Dynamics and proliferation of turbulent stripes in plane-Poiseuille and plane-Couette flows

TL;DR

This study compares the internal dynamics and proliferation mechanisms of turbulent stripes in plane-Poiseuille and plane-Couette flows, revealing fundamental differences in their growth and splitting processes despite similar overall patterns.

Contribution

It provides a detailed analysis of the distinct mechanisms driving stripe proliferation in pressure-driven and shear-driven planar flows, highlighting the role of symmetry and internal growth processes.

Findings

Stripe creation is stochastic in Couette flow and deterministic in Poiseuille flow.

Stripe splitting mechanisms differ: tail shedding in Poiseuille and stripe division in Couette.

Symmetry influences the number of laminar-turbulent interfaces in the flows.

Abstract

The first long-lived turbulent structures observable in planar shear flows take the form of localized stripes, inclined with respect to the mean flow direction. The dynamics of these stripes are central to transition, and recent studies proposed an analogy to directed percolation where the stripes' proliferation is ultimately responsible for turbulence to become sustained. In the present study we focus on the internal stripe dynamics as well as on the eventual stripe expansion, and we compare the underlying mechanisms in pressure and shear driven planar flows, respectively plane-Poiseuille and plane-Couette flow. Despite the similarities of the overall laminar-turbulence patterns, the stripe proliferation processes in the two cases are fundamentally different.
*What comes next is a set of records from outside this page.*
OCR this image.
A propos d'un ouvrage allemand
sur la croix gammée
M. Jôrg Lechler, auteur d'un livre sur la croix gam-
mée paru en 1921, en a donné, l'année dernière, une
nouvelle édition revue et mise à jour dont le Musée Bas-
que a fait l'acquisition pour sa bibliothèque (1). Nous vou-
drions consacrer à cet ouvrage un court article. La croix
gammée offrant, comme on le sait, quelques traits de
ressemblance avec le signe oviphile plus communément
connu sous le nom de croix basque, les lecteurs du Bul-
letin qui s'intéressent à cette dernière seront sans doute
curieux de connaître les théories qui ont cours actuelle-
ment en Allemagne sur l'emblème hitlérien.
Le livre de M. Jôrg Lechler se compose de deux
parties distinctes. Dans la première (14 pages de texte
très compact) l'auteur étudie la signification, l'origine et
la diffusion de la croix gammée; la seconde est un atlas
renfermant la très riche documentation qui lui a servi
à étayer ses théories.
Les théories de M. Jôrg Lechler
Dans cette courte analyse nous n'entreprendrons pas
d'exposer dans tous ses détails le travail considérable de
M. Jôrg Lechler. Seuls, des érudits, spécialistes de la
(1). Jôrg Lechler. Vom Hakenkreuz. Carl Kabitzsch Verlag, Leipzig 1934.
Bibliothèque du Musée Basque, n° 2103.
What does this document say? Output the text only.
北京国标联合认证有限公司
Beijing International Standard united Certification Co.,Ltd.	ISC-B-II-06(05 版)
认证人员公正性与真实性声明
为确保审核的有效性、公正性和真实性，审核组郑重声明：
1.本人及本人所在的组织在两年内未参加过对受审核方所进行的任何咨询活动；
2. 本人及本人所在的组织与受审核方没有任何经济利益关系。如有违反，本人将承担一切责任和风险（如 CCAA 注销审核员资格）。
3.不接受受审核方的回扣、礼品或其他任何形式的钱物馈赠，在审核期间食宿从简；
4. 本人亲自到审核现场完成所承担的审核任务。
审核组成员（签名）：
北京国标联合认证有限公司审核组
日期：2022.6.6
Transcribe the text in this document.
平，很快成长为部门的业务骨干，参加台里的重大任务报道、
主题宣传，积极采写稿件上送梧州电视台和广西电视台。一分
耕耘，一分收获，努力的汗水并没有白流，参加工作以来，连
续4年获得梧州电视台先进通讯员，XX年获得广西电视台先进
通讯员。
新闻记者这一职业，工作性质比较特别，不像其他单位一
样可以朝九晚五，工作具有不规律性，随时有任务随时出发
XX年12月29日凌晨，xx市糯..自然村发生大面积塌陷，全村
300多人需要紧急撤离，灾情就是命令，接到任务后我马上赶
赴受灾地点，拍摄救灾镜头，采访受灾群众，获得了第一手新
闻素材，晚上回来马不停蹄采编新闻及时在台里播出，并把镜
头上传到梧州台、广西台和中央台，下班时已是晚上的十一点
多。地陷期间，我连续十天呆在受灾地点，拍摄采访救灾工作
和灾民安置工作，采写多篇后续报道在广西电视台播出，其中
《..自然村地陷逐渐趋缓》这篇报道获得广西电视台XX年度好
Starting from the growth and sustenance of individual stripes, we find that in plane-Couette flow new streaks are created stochastically throughout the stripe whereas in plane-Poiseuille flow streak creation is deterministic and occurs locally at the downstream tip. Because of the up/downstream symmetry, Couette stripes, in contrast to Poiseuille stripes, have two weak and two strong laminar turbulent interfaces. These differences in symmetry as well as in internal growth give rise to two fundamentally different stripe splitting mechanisms. In plane-Poiseuille flow splitting is connected to the elongational growth of the original stripe, and it results from a break-off / shedding of the stripe's tail. In plane-Couette flow splitting follows from a broadening of the original stripe and a division along the stripe into two slimmer stripes.